Des cellules prélevées puis greffées

«  On nous a clairement dit que c’était la faute à pas de chance.  » Tassement de vertèbres, thrombose, métastases en surnombre dont un est venu se loger sur le nerf optique de l’œil gauche… «  On ne la reconnaissait pas, il ne restait plus rien d’elle.  » Au rythme des allers-retours à Lille, des passages des infirmiers, des traitements de chimiothérapie et des aplasies fébriles – disparition de toute défense immunitaire –, Louise s’accroche à la vie et ses parents à elle. «  On attend que se réduise la taille de la masse avant de la retirer  », puis lui seront prélevées des cellules qui, après l’ultime session de chimio destinée à les brûler en totalité, lui seront regreffées. Un ultime effort à endurer pour espérer voir un jour repousser ses si jolies bouclettes couleur chocolat au lait.

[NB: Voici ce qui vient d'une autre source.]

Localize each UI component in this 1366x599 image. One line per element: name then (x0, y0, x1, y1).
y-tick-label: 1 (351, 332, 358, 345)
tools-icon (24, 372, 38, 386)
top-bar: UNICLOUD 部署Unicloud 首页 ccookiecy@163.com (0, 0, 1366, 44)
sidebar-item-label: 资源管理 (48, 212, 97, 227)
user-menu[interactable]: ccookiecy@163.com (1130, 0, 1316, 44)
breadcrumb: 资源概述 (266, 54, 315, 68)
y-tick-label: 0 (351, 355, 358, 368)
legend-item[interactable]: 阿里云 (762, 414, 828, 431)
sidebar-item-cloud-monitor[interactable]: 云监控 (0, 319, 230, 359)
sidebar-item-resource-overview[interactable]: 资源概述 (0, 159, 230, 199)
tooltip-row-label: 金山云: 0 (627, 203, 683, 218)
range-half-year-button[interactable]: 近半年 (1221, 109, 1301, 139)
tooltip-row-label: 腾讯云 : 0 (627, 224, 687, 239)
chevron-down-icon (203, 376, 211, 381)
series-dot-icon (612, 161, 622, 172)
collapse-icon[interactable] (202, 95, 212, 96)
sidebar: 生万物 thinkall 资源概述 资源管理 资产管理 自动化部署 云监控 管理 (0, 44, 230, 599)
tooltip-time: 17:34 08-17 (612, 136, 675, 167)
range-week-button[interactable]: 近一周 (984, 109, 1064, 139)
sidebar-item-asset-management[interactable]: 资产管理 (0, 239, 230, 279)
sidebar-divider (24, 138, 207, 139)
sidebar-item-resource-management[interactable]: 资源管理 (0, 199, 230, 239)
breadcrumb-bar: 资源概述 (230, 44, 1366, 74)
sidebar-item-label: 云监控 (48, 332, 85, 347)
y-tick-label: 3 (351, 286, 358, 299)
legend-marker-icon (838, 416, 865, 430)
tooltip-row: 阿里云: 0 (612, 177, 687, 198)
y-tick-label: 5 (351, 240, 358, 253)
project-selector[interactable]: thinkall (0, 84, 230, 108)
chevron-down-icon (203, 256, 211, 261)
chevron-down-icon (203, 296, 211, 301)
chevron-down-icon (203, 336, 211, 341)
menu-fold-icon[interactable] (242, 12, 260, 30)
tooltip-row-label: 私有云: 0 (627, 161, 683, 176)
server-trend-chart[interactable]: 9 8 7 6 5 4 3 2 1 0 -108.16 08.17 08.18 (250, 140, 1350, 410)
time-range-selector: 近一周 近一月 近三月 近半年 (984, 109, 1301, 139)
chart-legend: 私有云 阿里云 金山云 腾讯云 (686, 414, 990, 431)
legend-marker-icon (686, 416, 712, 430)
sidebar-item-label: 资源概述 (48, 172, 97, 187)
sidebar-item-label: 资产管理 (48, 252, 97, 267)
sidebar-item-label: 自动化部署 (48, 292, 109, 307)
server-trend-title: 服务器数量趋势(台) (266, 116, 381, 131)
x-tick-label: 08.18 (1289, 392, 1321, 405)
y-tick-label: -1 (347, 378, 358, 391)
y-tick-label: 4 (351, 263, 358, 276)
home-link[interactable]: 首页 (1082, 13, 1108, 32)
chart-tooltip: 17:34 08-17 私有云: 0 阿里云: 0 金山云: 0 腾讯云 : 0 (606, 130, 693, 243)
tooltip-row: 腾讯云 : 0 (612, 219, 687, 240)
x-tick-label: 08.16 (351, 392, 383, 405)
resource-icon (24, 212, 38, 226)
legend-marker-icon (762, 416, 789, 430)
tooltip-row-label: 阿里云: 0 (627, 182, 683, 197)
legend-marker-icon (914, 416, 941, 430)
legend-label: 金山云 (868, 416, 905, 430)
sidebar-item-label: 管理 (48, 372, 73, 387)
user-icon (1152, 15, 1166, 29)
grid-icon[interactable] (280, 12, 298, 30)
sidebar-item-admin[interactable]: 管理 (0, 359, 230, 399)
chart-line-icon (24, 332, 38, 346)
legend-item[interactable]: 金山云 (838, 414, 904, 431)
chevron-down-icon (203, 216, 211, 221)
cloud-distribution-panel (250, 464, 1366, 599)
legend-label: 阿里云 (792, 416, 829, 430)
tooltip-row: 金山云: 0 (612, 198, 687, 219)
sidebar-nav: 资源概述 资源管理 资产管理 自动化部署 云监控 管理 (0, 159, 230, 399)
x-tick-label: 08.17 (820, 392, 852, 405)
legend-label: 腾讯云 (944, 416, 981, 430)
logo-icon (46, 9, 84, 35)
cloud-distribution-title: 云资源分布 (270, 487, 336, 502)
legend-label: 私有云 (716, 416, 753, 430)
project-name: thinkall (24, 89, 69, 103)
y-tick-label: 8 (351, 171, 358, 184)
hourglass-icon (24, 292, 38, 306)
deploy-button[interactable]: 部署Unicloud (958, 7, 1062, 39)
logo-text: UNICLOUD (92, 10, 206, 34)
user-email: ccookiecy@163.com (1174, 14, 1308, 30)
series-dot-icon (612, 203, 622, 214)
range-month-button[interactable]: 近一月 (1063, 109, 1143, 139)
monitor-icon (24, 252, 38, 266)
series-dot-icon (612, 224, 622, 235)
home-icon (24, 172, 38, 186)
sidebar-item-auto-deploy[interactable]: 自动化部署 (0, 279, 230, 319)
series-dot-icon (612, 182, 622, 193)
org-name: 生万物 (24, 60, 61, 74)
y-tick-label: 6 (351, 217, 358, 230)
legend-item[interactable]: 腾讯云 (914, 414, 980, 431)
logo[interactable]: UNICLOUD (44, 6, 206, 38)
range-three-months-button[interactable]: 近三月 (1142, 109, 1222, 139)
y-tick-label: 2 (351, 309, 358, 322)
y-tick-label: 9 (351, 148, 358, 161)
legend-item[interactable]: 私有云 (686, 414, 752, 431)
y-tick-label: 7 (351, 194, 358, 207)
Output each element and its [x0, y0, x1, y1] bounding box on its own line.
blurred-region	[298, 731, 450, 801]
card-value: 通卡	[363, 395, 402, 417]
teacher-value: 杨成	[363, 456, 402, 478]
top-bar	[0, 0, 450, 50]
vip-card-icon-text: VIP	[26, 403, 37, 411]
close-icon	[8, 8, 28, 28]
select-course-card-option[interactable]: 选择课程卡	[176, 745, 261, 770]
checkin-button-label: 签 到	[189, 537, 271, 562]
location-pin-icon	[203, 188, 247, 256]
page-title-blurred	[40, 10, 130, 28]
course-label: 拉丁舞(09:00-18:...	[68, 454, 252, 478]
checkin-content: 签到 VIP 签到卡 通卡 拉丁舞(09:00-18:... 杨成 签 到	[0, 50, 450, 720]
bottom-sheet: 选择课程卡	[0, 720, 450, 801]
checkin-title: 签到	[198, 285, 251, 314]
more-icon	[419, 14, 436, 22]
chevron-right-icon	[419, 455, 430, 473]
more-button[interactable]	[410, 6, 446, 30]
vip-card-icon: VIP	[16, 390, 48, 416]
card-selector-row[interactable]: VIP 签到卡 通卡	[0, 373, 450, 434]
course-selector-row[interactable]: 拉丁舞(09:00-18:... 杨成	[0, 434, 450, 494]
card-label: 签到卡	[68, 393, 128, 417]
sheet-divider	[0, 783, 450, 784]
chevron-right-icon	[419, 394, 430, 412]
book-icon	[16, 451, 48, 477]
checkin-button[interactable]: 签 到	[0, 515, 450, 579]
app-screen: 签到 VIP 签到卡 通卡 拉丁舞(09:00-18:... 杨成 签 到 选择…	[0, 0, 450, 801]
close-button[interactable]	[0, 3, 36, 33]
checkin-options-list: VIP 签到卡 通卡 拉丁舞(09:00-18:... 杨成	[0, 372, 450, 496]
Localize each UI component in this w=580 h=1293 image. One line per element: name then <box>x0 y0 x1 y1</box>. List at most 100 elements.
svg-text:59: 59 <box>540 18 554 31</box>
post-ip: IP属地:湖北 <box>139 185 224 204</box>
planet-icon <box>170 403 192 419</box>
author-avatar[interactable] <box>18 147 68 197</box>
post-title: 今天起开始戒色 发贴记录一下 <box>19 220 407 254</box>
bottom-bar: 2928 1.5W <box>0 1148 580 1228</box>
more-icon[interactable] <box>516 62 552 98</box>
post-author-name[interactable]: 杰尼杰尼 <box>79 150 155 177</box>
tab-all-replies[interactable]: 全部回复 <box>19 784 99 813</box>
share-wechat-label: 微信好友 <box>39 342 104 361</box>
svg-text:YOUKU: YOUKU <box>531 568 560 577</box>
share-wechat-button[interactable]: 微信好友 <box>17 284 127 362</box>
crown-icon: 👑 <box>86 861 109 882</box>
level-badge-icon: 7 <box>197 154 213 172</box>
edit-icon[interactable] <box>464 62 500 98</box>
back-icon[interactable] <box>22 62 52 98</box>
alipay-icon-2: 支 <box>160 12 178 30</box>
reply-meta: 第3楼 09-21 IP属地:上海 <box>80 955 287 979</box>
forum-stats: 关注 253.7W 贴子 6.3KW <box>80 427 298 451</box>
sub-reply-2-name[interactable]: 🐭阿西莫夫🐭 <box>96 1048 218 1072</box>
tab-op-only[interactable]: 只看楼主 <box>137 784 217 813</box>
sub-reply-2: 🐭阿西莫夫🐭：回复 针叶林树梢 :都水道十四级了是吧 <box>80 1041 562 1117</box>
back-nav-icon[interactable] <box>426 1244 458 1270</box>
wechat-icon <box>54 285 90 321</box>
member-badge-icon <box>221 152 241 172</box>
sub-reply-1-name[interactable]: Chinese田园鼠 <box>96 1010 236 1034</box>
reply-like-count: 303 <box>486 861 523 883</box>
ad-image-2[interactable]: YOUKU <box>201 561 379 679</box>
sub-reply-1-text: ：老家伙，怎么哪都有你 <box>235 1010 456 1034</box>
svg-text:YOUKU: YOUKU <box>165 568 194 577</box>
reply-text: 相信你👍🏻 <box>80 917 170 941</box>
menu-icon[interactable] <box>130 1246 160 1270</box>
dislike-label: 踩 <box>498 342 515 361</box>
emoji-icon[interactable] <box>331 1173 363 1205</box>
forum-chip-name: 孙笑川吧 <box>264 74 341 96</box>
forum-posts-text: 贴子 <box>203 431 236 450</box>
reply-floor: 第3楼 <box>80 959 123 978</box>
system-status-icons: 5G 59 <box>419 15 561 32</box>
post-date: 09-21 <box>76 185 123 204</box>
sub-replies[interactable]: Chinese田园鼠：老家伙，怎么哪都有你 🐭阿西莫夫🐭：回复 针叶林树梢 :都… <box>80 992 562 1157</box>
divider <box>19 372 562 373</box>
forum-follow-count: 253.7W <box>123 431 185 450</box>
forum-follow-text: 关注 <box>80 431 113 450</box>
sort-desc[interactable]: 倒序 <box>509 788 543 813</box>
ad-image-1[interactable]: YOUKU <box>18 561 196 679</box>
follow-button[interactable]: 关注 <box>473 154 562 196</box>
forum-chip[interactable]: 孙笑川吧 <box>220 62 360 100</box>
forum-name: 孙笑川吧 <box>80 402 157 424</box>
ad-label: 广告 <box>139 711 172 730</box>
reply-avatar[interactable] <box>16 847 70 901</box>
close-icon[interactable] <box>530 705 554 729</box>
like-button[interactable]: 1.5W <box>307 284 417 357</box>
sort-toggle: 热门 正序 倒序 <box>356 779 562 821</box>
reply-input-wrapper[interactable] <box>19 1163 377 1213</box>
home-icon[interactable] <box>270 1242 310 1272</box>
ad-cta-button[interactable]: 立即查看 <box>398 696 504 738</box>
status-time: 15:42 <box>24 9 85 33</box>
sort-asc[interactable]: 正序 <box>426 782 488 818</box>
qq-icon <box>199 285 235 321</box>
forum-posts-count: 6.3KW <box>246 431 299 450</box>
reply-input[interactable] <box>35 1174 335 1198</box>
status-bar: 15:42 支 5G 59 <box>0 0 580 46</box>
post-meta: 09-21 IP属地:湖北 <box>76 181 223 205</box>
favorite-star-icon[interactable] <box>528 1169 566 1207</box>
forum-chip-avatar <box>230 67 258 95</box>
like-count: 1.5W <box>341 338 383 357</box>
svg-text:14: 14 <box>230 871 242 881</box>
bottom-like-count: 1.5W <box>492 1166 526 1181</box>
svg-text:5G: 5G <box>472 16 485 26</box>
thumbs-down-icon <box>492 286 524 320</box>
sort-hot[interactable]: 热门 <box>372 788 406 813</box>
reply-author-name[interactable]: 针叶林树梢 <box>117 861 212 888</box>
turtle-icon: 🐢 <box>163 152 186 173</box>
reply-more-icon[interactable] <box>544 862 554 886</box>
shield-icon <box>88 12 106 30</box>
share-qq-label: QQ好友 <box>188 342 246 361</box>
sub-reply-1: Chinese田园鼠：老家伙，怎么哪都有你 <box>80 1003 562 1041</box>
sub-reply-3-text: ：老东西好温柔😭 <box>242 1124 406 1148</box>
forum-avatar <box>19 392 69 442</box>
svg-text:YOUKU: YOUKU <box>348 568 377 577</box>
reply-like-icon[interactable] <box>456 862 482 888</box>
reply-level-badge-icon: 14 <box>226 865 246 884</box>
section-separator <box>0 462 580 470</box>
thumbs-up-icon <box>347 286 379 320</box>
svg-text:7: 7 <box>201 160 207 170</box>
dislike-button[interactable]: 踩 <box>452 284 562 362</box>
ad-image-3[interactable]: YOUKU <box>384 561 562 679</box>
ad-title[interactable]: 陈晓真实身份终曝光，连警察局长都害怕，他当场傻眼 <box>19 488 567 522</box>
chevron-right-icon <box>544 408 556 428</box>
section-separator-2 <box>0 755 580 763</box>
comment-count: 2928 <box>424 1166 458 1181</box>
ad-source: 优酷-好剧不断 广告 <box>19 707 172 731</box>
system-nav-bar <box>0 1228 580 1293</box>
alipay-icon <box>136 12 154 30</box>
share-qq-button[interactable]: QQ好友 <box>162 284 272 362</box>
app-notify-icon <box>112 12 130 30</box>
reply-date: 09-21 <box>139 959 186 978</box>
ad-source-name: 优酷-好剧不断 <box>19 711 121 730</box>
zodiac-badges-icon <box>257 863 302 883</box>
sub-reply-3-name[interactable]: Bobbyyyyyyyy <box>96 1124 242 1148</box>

Trois façons de soutenir la fillette

> Une page Facebook. Au départ, « Soutenir Louise » se destine à grouper les informations sur son état de santé à destination de la famille et des proches. Mais de partage en partage, elle atteint 1 600 abonnés, dont certains résident en Écosse ou en Algérie, soucieux de suivre jour après jour son évolution.

> Une cagnotte Leetchi. Pas d’ambitions démesurées pour les parents, qui font appel à la solidarité pour les aider dans l’achat de matériel annexe (gants, masques…), pour compenser la perte de salaire de Julien, routier – s’il bénéficie de dons de congés, il perd cependant des frais de déplacements –, et pour, lorsqu’ils auront laissé ces mauvais souvenirs derrière eux, emmener les trois jeunes sœurs passer un week-end à Disney. Quelque 2 800 € ont pour l’heure été collectés sur la page « Soutenons Louise ».